Invoking hash joins for faster Oracle SQL


Enabling Oracle to perform hash joins

In cases where a very small table is being joined to a large table, the Oracle hash join will often dramatically speed-up the query. Hash joins are far faster than nested loop joins in certain cases, often in cases where your SQL is joining a large table to a small table.

However, in a production database with very large tables, it is not always easy to get your database to invoke hash joins without increasing the RAM regions that control hash joins. For large tables, hash joins requires lots of RAM.

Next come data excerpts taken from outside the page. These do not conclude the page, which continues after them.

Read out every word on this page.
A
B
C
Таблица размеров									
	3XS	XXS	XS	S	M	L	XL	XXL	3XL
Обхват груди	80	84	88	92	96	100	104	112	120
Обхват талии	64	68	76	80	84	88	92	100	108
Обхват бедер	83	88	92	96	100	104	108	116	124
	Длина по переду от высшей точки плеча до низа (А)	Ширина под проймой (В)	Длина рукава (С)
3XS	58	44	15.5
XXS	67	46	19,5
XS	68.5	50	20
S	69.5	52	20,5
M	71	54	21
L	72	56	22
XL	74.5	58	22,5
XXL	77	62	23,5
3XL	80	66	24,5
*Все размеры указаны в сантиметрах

The 200 megabyte limit for hash joins

Oracle places limits of the amount of RAM available for hash joins so that no single session will "hog" all of the RAM. According to this research using Oracle 10g, the hash join maximum is only to only 200 megabytes (5% of pga_aggregate_target).

The Oracle DBA controls the optimizers' propensity to invoke hash joins because the DBA must allocate the RAM resources to Oracle (using the hash_area_size and pga_aggregate_target parameters) for the optimizer to choose a hash join. The CBO will only choose a hash join if you have allocated Oracle enough RAM area in which to perform the hash join.

Sizing your PGA for hash joins

The rules are quite different depending on your release, and you need to focus on the hash_area_size OR the pga_aggregate_target parameters.